Daverington does de Chirico

9th September - 21st October 2017

This exhibition explores the strong influence that Giorgio de Chirico had on Daverington as a teenager and the affinity he still feels for de Chirico many years later.

“Over the past twenty years as a painter, both as a street artist and a classical oil painter, I have developed an iconography that includes an interest in perspective and geometry, the illusion of three-dimensions, the landscape, self-portraiture and figuration.

I often mix all of these interests into one single image in the pursuit of complexity - one that is full of quotation and references to art history. In this way I am trying to make visible through painting the experience of space and time.

After many years of not thinking about de Chirico, I noticed that it was he who set me off on my fascination with the checkerboard motif or the tiled floor - a simple solution to achieving perspectival form and depth. Also, I shared an interest in producing pictures within pictures - or worlds within worlds by placing landscapes into geometric forms that defy logical interpretations of space. And, I share de Chirico's later interests in the old masters, figuration and portraiture.

So, it is from this point of view that I set out to make a series of work that discusses this connection that I feel toward one of the greats of 20th century painting.

There is a long history of artists making a homage to other artists. This exhibition is in that tradition. Warhol did a series in the 1980s titled ‘After de Chirico', which explored repetition and the replication of images.
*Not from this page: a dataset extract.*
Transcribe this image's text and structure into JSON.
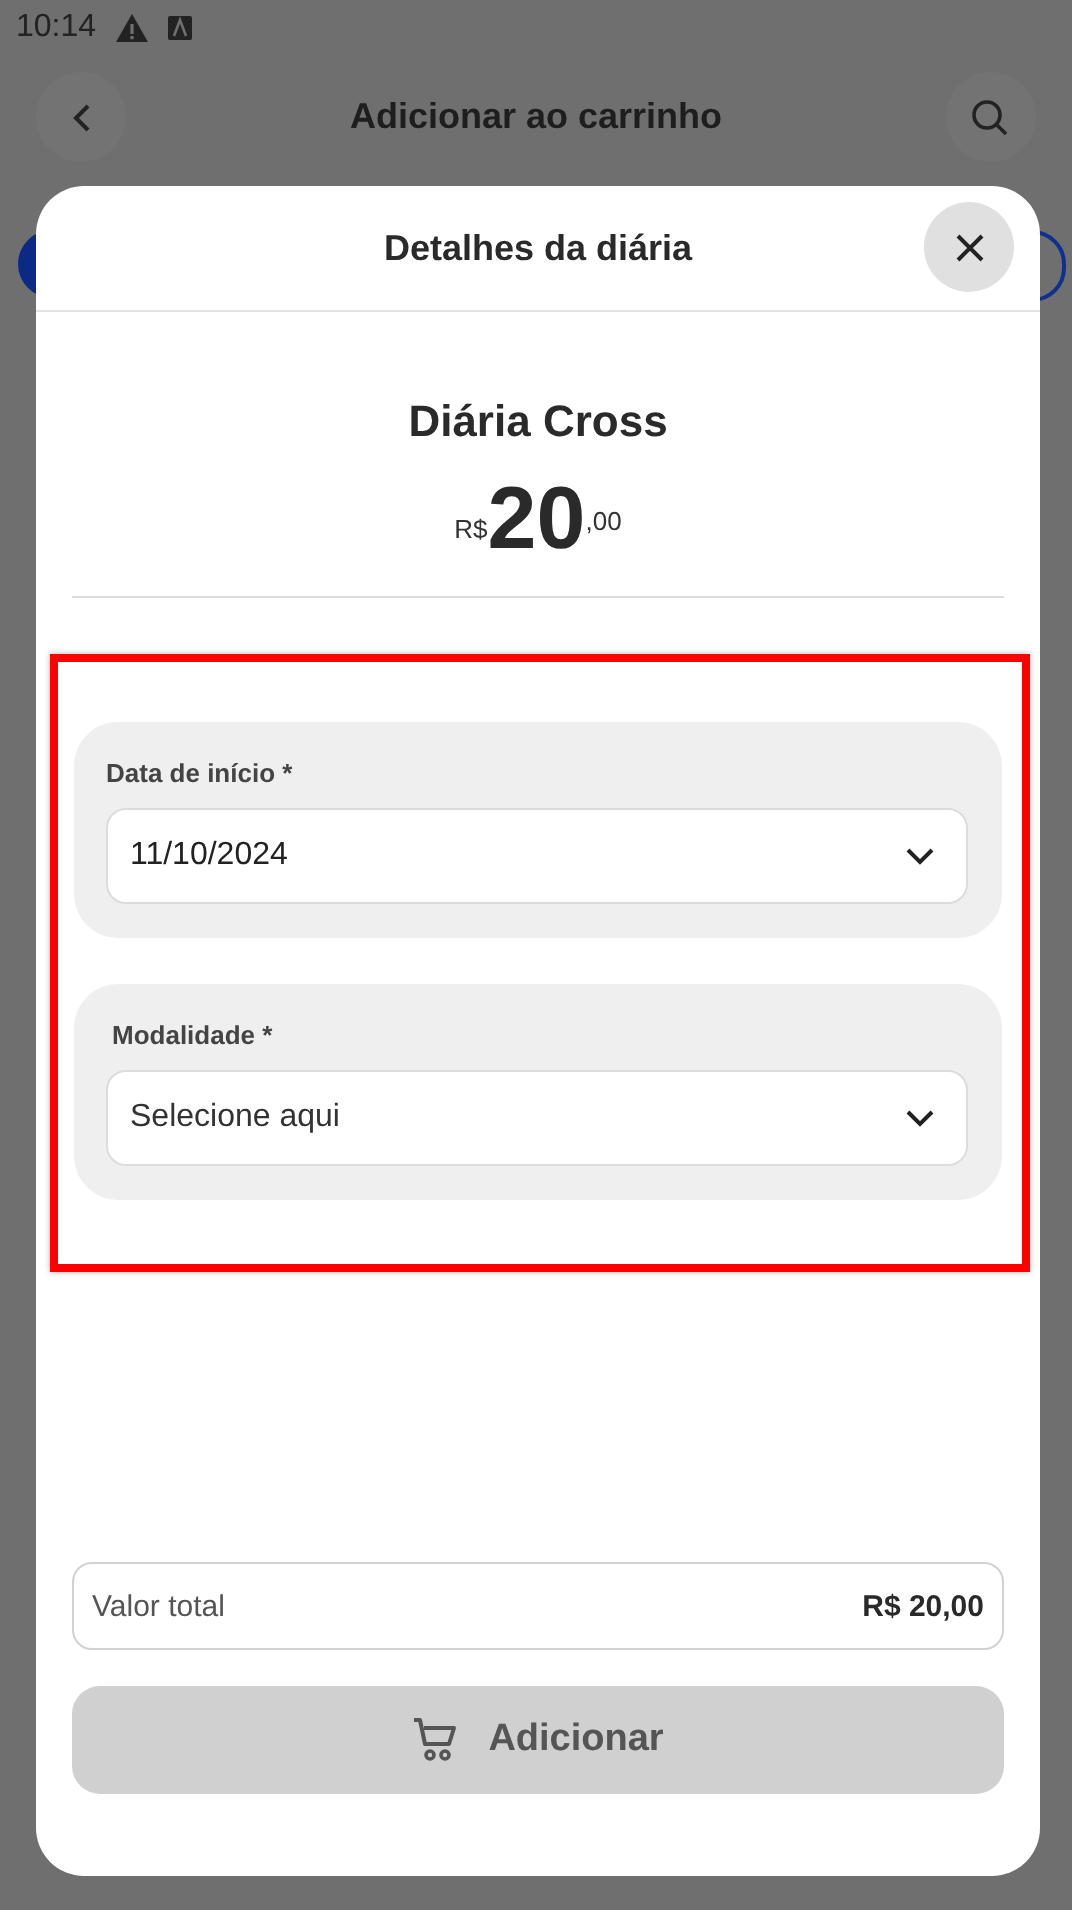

Giorgio de Chirico was known to make copies of his own work and produced eighteen versions of ‘The Disquieting Muses’. I found that very exciting because I have also been making copies of my own and others work over the last few years to study the possibilities that are inherent in variations on a single theme, concept or idea.

I think de Chirico tried to compress the world into his paintings, both the outer world and the inner world in an attempt to make an image which spoke not only to the mind but to the soul - the deep space of the imagination as experienced through a lifelong absorption in art. In July this year, at the Metropolitan Museum of Art, I was lucky enough to stumble upon a room full of de Chiricos, which had just been hung that month - it was such a thrill for me to see some of the originals that I have been referencing for this exhibition.”